Long QT Syndrome

Long QT Syndrome - Early identification of this condition can improve patient outcomes


You respond to a 22-year-old female complaining of shortness of breath. When you arrive, you find a healthy young female, who says she is feeling light-headed and can’t catch her breath. Upon further questioning, you discover she has been under an increased amount of stress, and you suspect anxiety.

You quickly package the patient and decide to treat her using basic life support, because she isn’t hypoxic and appears otherwise healthy. En route to the hospital, your patient suddenly becomes unresponsive. Her color is quickly changing, she doesn’t appear to be breathing, the pulse oximeter indicates a heart rate of zero, and your pulse check concludes cardiac arrest.

What Happened?

This scenario involving long QT syndrome (LQTS) is more common than you may think. This lesser-known cause of sudden cardiac arrest affects nearly 1 in 2,500 of the healthy population; however, it is not commonly taught in most EMS curricula and may be overlooked.1 This condition is identified by a long QT interval on an electrocardiogram (ECG) and may be congenital or medication-induced.2 An increasing number of sudden cardiac arrests with previously unknown etiology are being attributed to LQTS, including sudden infant death syndrome (SIDS).3,4

As prehospital providers, we are often the first line of treatment for patients whose outcome we can improve by identifying certain conditions early. In addition to an improved prognosis, we can better prepare for changes in a patient’s condition and triage them to more appropriate receiving facilities.

How Do I Detect LQTS?

As the name implies, simply measure the QT/QTc interval. The QT interval begins at the very end of the PR interval, where your isoelectric line will begin another positive or negative deflection, and ends at the very end of the T wave. Lead II is generally a good place to make your measurement; however, this may change depending on the R axis. Normal QT intervals range from 300 to 450 ms (0.30-0.45 seconds). Females are commonly closer to the higher limit than males.5

An easier way to measure is by simply looking at the 12-lead diagnostics that print out with your rhythm strip. While rhythm interpretation may not always be up to par with your monitor, the measurements are usually quite accurate. If your ECG monitor provides a questionable QT interval, double-check it yourself. Find a Q wave that begins on one of the darker lines and measure the QT interval. Remember, the length of each big box (the ones with dark line perimeters) is 200 ms (see Figure 1).

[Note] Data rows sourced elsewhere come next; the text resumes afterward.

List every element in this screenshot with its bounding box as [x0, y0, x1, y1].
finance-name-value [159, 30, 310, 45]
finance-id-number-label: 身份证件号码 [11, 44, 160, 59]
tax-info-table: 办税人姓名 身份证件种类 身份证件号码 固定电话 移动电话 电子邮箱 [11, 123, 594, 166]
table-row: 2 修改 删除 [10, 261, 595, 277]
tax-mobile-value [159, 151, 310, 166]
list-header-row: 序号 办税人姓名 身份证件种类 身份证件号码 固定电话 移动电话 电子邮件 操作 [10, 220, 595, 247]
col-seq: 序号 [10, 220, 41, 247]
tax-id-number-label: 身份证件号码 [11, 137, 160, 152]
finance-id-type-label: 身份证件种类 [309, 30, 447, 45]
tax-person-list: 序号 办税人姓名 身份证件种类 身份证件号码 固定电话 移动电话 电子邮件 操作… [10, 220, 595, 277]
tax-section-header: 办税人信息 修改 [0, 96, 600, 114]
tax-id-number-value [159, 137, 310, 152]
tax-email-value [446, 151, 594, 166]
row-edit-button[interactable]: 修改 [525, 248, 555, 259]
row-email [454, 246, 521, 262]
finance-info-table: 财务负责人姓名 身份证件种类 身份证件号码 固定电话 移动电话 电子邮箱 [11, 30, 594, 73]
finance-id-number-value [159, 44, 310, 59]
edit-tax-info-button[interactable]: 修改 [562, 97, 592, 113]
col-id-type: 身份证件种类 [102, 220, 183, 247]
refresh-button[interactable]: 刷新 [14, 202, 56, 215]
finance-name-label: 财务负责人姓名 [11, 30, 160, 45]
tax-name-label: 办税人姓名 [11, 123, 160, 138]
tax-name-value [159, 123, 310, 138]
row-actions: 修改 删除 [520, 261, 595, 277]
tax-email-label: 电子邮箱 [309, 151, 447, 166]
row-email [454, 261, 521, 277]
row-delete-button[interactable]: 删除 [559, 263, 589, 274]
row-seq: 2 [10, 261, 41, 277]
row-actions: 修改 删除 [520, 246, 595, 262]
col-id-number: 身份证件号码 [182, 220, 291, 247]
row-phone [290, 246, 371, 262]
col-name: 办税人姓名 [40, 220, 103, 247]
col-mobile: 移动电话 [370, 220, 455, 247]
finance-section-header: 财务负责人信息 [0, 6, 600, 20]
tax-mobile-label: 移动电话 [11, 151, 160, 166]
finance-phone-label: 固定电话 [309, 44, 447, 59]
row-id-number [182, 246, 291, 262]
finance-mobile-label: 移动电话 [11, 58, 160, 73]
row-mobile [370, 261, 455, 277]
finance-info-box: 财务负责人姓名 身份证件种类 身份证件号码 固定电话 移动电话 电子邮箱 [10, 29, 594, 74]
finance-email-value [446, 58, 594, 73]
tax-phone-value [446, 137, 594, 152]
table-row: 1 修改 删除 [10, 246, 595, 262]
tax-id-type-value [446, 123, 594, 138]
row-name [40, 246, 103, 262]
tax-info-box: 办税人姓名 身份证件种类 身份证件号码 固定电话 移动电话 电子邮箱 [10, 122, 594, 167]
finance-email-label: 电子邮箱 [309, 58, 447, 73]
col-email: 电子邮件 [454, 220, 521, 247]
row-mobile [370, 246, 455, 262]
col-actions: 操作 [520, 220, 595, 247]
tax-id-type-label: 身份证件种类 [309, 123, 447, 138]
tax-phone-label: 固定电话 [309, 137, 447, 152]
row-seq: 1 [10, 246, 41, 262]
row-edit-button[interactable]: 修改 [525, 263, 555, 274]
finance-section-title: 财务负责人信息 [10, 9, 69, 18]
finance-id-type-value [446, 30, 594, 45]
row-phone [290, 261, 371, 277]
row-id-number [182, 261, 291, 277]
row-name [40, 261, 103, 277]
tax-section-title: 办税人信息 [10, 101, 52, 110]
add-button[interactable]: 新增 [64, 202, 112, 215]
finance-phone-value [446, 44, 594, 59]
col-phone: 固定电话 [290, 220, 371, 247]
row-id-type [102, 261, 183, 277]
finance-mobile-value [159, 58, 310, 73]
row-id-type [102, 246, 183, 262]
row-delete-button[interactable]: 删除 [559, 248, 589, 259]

What is the Difference Between QT and QTc?

The c in QTc stands for corrected. The QTc is the QT interval with a formulated correction based on the patient's heart rate (HR). The faster the HR, the shorter the QT interval. The QTc may not always be accurate, but it is commonly used for diagnostic purposes. Bazett's formula is used to determine QTc: QT interval divided by the square root of the RR interval. Fortunately, most ECG monitors formulate this for you.2

How Long Is Too Long?

A QTc greater than 460 ms is considered long. 6 As previously stated, females generally fall into the upper limit.

Why Is LQTS Bad?

The simple answer is the prolonged refractory period. The absolute refractory period is the longer section, from the beginning of the QRS to the peak of ventricular repolarization (T wave).7 During the absolute refractory period, a second action potential cannot be initiated—hence the term absolute. The relative refractory period is the usually short section of the refractory period that starts after the absolute refractory period and ends with the end of ventricular repolarization (the end of the T wave). The relative refractory period attempts to inhibit a second action potential, but it is possible for a second action potential to initiate. This means another part of the heart may depolarize during repolarization, propagating an arrhythmia. An example of this is commonly referred to as R on T phenomenon. Similar to attacking a sleeping enemy, by depolarizing during the relative refractory period of the previous pacemaker, this second focus may take over. This is a common cause of lethal arrhythmias like ventricular tachycardia.